Matosinhos. O apoio de Aguiar-Branco e o entusiasmo do Sr. Guilherme

Depois de almoço, viagem até Matosinhos, onde Paulo Rangel recebeu o reforço de José Pedro Aguiar-Branco, de quem foi secretário de Estado no Ministério da Justiça no governo de Santana Lopes, em 2004, nos primeiros tempos de uma atividade política que começara poucos anos antes, com a elaboração do programa de candidatura de Rui Rio à Câmara Municipal do Porto, em 2001. Mais de uma década depois, os três nomes repetiram-se neste domingo de campanha.

A Aguiar-Branco ficou a missão de animar a arruada na marginal de Matosinhos e o agora político retirado (atualmente dedicado em exclusivo à advocacia, depois de ter renunciado ao mandato de deputado, em fevereiro) mostrou que continua com a política "no sangue". Debaixo de um calor de ananases, com os termómetros acima dos 30 graus, a comitiva laranja percorreu o calçadão até ao Edifício Transparente, já no Porto, a tentar captar a atenção da multidão que acorreu às praias neste domingo.

O antigo ministro não poupou esforços, bem-disposto, a tomar a iniciativa de contacto com muitas das pessoas sentadas a apanhar sol, promovendo "o candidato mais consagrado", Paulo Rangel, mas também a chamar a atenção para "a candidata mais jovem", Ana Lídia Pereira, a economista de 27 anos que lidera a juventude do PPE (a área política europeia do PSD) e é a número dois da lista do partido a estas Europeias.

Aguiar Branco e Lídia Pereira dizem ao DN que sentem o candidato "cheio de energia" para esta campanha.

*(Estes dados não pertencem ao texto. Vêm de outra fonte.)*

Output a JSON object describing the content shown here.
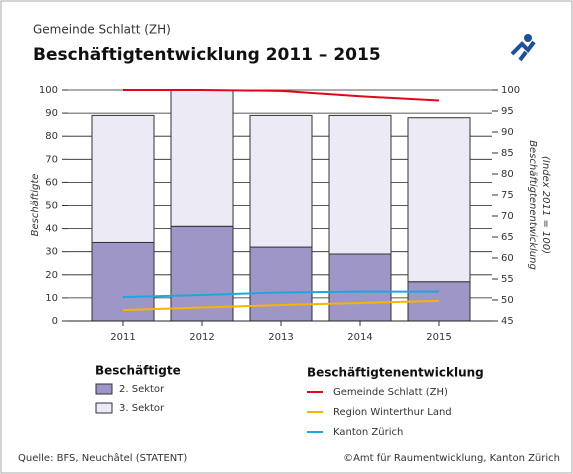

O antigo ministro lembra que Rangel "já demonstrou no passado, com bons resultados, que é um bom candidato". Já a economista de Coimbra elogia a sensibilidade do eurodeputado para as temáticas mais relacionadas com os jovens e admite sentir "uma responsabilidade grande" para corresponder ao "sinal de abertura dado pelo partido à juventude", com a sua escolha para número dois da lista.

Já na fronteira entre Matosinhos e o Porto, a comitiva viveu o seu grande momento de entusiasmo, surpreendida por um emigrante. "Fora com a geringonça", gritou Guilherme Seixas ao avistar as bandeiras laranja, no momento em que se tirava uma foto de grupo na chamada Rotunda da Anémona que é ponto de encontro entre as marginais dos dois concelhos. Foi o mote para o primeiro grito coletivo de "PSD, PSD" desta arruada.

Emigrante em Toronto, no Canadá, há mais de 50 anos, abeirou-se de Rangel para pedir ao candidato que "dê cabo deles, dos socialistas". Aos 72 anos, diz, "só há duas coisas" que o fazem vir a Portugal: "Nossa Senhora de Fátima e o partido." Veio por causa do 13 de maio e não vai votar nas europeias. Mas nas legislativas garante que vem de propósito votar a Carrazeda de Ansiães, onde nunca deixou de estar registado.

Penafiel. O ataque de tosse de Rio e Costa como prato principal

Ego reconfortado, Paulo Rangel pôde então descansar um par de horas até ao momento alto do dia: o jantar-comício em Penafiel, perante cerca de dois mil apoiantes, onde o cabeça-de-lista teve a seu lado o presidente do partido, Rui Rio. Um ataque de tosse, no entanto, condicionou o discurso do líder do PSD, interrompido algumas vezes até uma militante se ter dirigido ao palanque com um copo de água.

Paulo Rangel, esse, surgiu de discurso enérgico e incisivo, de novo com António Costa e o seu "candidato virtual" Pedro Marques sob ponto de mira. Devidamente informado sobre a ação de campanha socialista em Mangualde, onde o nome de Pedro Marques nunca foi referido no discurso de Costa, Rangel lembrou que ninguém se esconde no PSD, ao contrário da campanha socialista, que privilegia "espaços fechados" e trata de um "candidato virtual".

O cabeça-de-lista do PSD deixou claro: "O nosso adversário nestas eleições é António Costa." E reforçou o pedido já lançado ao almoço: "um cartão amarelo, quase laranja" para este governo nas europeias. Como Rangel tinha admitido ao DN no café após o almoço, os assuntos nacionais continuam a ser a forma mais eficaz de abordar as europeias. Por isso, António Costa será o prato principal na campanha laranja.